The Making of a Subject
A writer for a major publication, Richardson devoted considerable time to studying the groups that exist in the hidden parts of the internet, writing stories about people “plagued by genuine concerns about an end-times scenario”. To uncover “the making” of his subject, Richardson first reviews Mangione’s wide-ranging book list. We learn that “[when] he was arrested, Luigi had a list of nearly three hundred titles on Goodreads”. Their content covered climate change to masculinity, along with a “emphasis on his own self-improvement, both body and mind”. Additionally, Richardson sifts through his communications with online personalities and authors as well as his many posts on social media. These primary sources, intended to depict a picture of Mangione, instead present him as an unclear character. Richardson attempts to explain this by proposing that “Luigi’s elusiveness, in fact, is what gives him a little of that old trickster magic”. Throughout the book, Richardson tries to frame his subject in symbolic roles.

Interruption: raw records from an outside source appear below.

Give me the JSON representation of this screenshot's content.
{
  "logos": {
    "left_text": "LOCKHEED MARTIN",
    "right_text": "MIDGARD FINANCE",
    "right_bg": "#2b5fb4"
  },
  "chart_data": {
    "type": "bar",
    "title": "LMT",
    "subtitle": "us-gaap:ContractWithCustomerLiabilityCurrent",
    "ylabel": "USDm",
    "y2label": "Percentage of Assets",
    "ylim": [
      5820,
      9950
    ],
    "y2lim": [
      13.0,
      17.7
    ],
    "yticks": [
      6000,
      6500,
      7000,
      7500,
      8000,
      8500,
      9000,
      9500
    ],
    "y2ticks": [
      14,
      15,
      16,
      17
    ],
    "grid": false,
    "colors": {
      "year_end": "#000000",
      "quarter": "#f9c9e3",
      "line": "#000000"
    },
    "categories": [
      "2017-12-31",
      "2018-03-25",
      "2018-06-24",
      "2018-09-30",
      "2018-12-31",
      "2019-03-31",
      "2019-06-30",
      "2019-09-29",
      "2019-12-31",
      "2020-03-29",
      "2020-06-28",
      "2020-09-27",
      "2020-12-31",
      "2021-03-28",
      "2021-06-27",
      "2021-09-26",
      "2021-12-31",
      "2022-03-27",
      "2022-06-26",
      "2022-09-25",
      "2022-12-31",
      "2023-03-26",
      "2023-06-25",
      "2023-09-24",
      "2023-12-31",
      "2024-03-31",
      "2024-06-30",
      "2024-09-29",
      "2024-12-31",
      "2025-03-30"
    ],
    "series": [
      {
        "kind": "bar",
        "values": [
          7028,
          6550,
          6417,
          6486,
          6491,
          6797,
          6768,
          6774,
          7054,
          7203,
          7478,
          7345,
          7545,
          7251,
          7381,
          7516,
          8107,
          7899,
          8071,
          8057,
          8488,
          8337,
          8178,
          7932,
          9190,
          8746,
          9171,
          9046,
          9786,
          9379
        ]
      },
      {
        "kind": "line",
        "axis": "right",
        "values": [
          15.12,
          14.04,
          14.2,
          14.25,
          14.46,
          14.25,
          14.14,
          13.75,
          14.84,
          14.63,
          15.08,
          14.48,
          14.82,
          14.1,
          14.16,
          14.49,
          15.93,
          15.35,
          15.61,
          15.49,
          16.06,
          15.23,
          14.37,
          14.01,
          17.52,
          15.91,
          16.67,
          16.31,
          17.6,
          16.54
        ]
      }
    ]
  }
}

Mangione is deeply anxious about the world around him, one where ‘everything is accelerating whether we like it or not’
Interpreting the Incident
As for “the meaning” of the title, Richardson takes as his lead three words – “postpone”, “deny” and “remove”, engraved on the ammunition left behind at the crime scene. These are the terms sometimes used by medical insurers to deny coverage. He examines the evidence Mangione had a long-term spinal issue, which might have provided motive for an attack, but finds no proof; instead, what significance there is seems to lie in Mangione’s philosophical dread about the world around him, one where “everything is accelerating whether we like it or not, sliding faster and faster to the edge”; a world where the consensus seems to be that AI is going to eventually either take control, or eliminate humanity, or both.
Missing Pieces
Conspicuous by their absence from the book are conversations with the principal actors. Richardson made requests, but did not anticipate access to Mangione himself. And his family stated explicitly that they had decided against speaking to the press in prior to the trial. Another glaring gap is any significant information about the victim, Thompson, though we learn that under his leadership, from 2021 to 2023, company earnings increased by 33%.
Ambiguous Findings
By the conclusion, the reader has no clear understanding of Mangione’s personality or what could have driven his accused actions. More troubling, Richardson’s apparent empathy for him creates the uncomfortable impression of having been exposed to a veiled endorsement of an assassination. In the book’s closing remarks, Richardson delivers his fairytale assessment: “We’ve entered a era of stories, the mad king, the monster in the maze and the emperor without clothes.” In that fable “Robin Hoods come with a beautiful promise … They arrive in times of social turmoil, when the people are suffering and everything is confusing anymore.”
One thing is clear: as Mangione’s legal representatives continues in its attempts have accusations that could lead to the death penalty thrown out, any reference of myths, folk heroes, heroes or villains will not be allowed in court in defence of this attractive individual with a “jawline … and lips … out of a Caravaggio painting” facing judgment for murder.